Revised 2018

  1. The name of the Corporation shall be “Elmwood Sherbrooke Inc.”
  2. The purpose of this Corporation is to own and operate a cemetery.
  3. The Corporation shall be composed of Members and Trustees.
  4. A Member shall be a person of major age who shall have purchased one or more burial lots in said cemetery, or who is an heir to such lot or lots.
  5. The affairs of the Corporation shall be administered by a minimum of eight and a maximum of twelve Trustees. The Trustees of the Corporation will, by vote, fill vacancies created on the Board of Trustees from among the names of qualified persons presented for consideration. No employee is to be elected as Trustee while in the employ of Elmwood Sherbrooke, Inc. A quorum for any meeting of either the Corporation or the Board of Trustees shall consist of a minimum of 50% plus one of the number of trustees on the Board of Trustees.
  6. The said Trustees shall annually elect one of their number to be for the ensuing year the President of the said Corporation, maximum term limit to be three years.
  7. The said Trustees shall also annually elect one of their number to be and act as the Vice-President with the understanding that he/she steps into the role of President when the President retires.
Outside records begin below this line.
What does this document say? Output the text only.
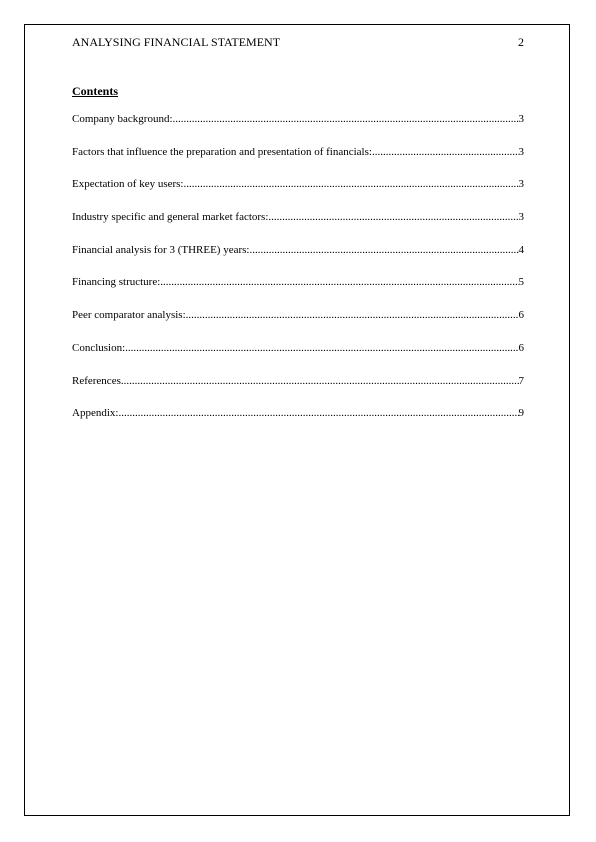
ANALYSING FINANCIAL STATEMENT	2
Contents
Company background: .....	3
Factors that influence the preparation and presentation of financials: .....	3
Expectation of key users: .....	3
Industry specific and general market factors: .....	3
Financial analysis for 3 (THREE) years: .....	4
Financing structure: .....	5
Peer comparator analysis: .....	6
Conclusion: .....	6
References .....	7
Appendix: .....	9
Three years is the maximum term limit to coincide with the President’s term of office. The said Trustees also elect one of their number to be and act as Treasurer of the said Corporation for the ensuing year.
  8. The activities of this Corporation shall be carried on without purpose of gain for its members and any profit or other accretion to the Corporation shall be used in promoting its objectives.
  9. The Annual Meeting of the Corporation shall be held (in either April or May) at the call of the President.
  10. The Annual Meeting and Special meetings of the Corporation may be called by the President, or in his or her absence, the Vice-President of the said Corporation, at such date and hour as they see fit provided one week’s previous notice thereof shall have been given by two insertions in locally published newspapers or by letter or email to each of the Members of the said Corporation at their recorded address.
    The President, and in his or her absence, the Vice-President shall preside at all meetings of the Corporation and of the Trustees. In the event of the absence of both the President and the Vice-President, a “pro tem” chairman may be appointed by the Members and Trustees present to preside.
  11. In the event of the refusal of the President and the Vice-President, as the case may be, to call special meetings of the Corporation when desired by at least ten Members, a special general meeting may be called by giving the notice required by by-law #1.
  12. At the meetings of the Corporation, Members and Trustees shall each be entitled to one vote. If a lot or lots are inherited from the original owner, the heirs will be entitled to only one vote for said lot or lots.
  13. At all meetings of the Corporation or of the Board of Trustees, the President, if present, or his substitute, shall not be entitled to vote on any motion except to break a tie vote.
  14. This Constitution may be amended only during a meeting of the Corporation. Proposed amendments will come into effect only after having received the approval, by secret ballot, of two-thirds of the eligible voters casting their ballots from among those present.